CBI probe ordered; Opposition seeks statement
Chief of the Army Staff General V.K. Singh's charge that he was offered a bribe of Rs.14 crore for purchasing sub-standard trucks has sparked a crisis that threatens to escalate into a frontal confrontation between the military brass, the Ministry of Defence's civilian bureaucrats and the political leadership.
In an exclusive interview published in The Hindu on Monday, Gen. Singh said he was offered the bribe to clear a file pertaining to the purchase of a tranche of 600 vehicles. The Army Chief said he had informed Defence Minister A.K. Antony of the overture, allegedly made by a retired officer who now works as a lobbyist.
Even as the Ministry ordered a CBI probe into the allegation, both Houses of Parliament were adjourned minutes after the proceedings began, as vociferous Opposition members waved copies of The Hindu and demanded a statement from the government.
Mr. Antony told journalists that Gen. Singh had made a “serious allegation.” “I have taken action,” he said, before wading through a swarm of television cameras and correspondents to reach his car. He did not, however, give a clear answer as to whether Gen. Singh had in fact informed him of the bribe offer, and if the information was given in writing.
Though political and military officials were reluctant to comment on record, both sides privately traded allegations. Gen. Singh's supporters said he had, by informing Mr. Antony, complied with Section 317 of the Defence Services Regulations of 1986, which make it “the duty of every officer to bring to the notice of his superior, and if the superior is involved, then to the next superior officer, all cases of dishonesty.”
Mr. Antony's aides, however, said it was incumbent on Gen. Singh to explain why he had not acted in the year-and-half since the offer was made, by either ordering an inquiry into the affair or seeking the blacklisting of the firm.
Significantly, the Army, in a statement on March 6, accused Lieutenant-General (retd.) Tejinder Singh of offering a bribe on behalf of a company that supplies trucks. Issued in the context of separate allegations related to the alleged bugging of Mr.

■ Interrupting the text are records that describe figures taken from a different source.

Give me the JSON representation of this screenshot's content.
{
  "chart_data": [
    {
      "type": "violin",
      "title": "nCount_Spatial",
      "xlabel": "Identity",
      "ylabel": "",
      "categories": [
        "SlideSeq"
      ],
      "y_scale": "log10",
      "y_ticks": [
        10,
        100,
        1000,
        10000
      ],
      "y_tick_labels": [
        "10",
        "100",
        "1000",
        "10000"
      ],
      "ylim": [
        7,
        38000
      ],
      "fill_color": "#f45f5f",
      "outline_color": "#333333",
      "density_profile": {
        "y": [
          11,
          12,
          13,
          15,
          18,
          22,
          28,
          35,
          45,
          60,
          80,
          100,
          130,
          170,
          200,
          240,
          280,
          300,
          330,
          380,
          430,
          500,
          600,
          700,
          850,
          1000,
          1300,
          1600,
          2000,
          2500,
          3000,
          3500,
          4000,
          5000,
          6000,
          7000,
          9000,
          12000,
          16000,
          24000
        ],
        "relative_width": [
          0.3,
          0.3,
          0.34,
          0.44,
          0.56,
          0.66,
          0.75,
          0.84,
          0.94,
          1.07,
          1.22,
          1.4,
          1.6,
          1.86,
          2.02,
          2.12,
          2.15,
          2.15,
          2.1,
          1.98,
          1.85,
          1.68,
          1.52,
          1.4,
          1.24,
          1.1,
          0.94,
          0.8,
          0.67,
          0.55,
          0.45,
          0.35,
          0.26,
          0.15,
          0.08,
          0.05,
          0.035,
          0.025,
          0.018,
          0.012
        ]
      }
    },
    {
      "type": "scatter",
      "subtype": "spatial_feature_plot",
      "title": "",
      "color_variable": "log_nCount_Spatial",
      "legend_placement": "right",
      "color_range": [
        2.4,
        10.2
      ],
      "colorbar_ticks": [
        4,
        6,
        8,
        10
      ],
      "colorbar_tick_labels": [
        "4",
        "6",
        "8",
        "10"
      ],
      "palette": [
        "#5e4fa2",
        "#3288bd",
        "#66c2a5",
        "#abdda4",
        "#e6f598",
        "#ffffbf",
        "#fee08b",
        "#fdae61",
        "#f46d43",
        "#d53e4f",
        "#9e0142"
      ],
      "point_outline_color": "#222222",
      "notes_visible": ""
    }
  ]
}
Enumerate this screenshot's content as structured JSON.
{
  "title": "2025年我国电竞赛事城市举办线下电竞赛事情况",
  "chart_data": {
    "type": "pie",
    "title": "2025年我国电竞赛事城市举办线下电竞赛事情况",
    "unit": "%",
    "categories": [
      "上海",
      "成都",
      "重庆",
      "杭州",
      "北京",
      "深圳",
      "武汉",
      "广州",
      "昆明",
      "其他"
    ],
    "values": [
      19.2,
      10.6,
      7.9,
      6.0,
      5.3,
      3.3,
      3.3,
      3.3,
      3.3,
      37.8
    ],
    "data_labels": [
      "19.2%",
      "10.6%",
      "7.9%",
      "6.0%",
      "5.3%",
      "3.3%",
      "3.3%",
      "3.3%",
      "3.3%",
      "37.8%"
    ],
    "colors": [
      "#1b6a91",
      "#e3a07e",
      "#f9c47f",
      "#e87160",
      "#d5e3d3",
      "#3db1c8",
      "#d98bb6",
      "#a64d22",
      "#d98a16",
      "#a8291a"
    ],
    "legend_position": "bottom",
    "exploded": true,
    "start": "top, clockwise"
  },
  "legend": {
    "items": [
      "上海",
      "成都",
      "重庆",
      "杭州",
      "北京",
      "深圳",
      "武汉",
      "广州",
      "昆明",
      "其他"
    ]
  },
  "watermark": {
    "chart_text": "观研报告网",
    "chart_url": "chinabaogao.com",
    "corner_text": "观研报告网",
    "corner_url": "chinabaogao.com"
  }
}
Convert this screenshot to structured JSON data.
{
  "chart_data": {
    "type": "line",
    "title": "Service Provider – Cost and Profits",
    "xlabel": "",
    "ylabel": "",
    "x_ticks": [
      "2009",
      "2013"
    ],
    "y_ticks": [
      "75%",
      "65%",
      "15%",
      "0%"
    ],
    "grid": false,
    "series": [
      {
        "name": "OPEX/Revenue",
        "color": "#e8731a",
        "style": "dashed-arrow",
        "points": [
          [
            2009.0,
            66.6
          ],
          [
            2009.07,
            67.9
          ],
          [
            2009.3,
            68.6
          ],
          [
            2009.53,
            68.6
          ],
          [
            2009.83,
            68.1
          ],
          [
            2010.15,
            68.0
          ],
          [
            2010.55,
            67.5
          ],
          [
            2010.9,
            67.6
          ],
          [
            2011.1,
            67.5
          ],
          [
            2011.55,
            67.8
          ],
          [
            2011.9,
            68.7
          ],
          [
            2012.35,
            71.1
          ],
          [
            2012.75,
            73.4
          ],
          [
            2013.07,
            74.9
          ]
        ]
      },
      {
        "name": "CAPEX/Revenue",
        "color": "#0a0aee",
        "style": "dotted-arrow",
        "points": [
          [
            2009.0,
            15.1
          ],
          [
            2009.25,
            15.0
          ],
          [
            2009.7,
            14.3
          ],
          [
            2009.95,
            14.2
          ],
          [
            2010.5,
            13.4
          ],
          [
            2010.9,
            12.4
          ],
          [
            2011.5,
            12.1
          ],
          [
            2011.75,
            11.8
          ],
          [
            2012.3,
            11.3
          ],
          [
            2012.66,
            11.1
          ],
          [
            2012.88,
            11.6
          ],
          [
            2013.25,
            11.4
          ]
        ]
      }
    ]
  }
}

Antony's office, the release did not state to whom the bribe offer was made and whether action was taken.
Though the Army Chief did not name the firm involved in the bribery charge, government sources say he was referring to Tatra all-weather trucks that have been in service since 1986.
Rashmi Verma, Joint Secretary in charge of land systems in the Department of Defence Production, said the trucks were being produced by the public-sector giant Bharat Earth Movers Limited (BEML) under licence from Czech firm Omnipol. In 1997, BEML signed a contract with British firm Sispox for indigenisation of the trucks. “We have never received complaints about the quality of Tatra trucks.”
Opposition parties demanded that the Prime Minister and Mr. Antony come out with all information. Charging the Defence Minister with “inaction and indecision,” the Bharatiya Janata Party said Mr. Antony's style of functioning was a reflection of the sorry state of affairs of the United Progressive Alliance government.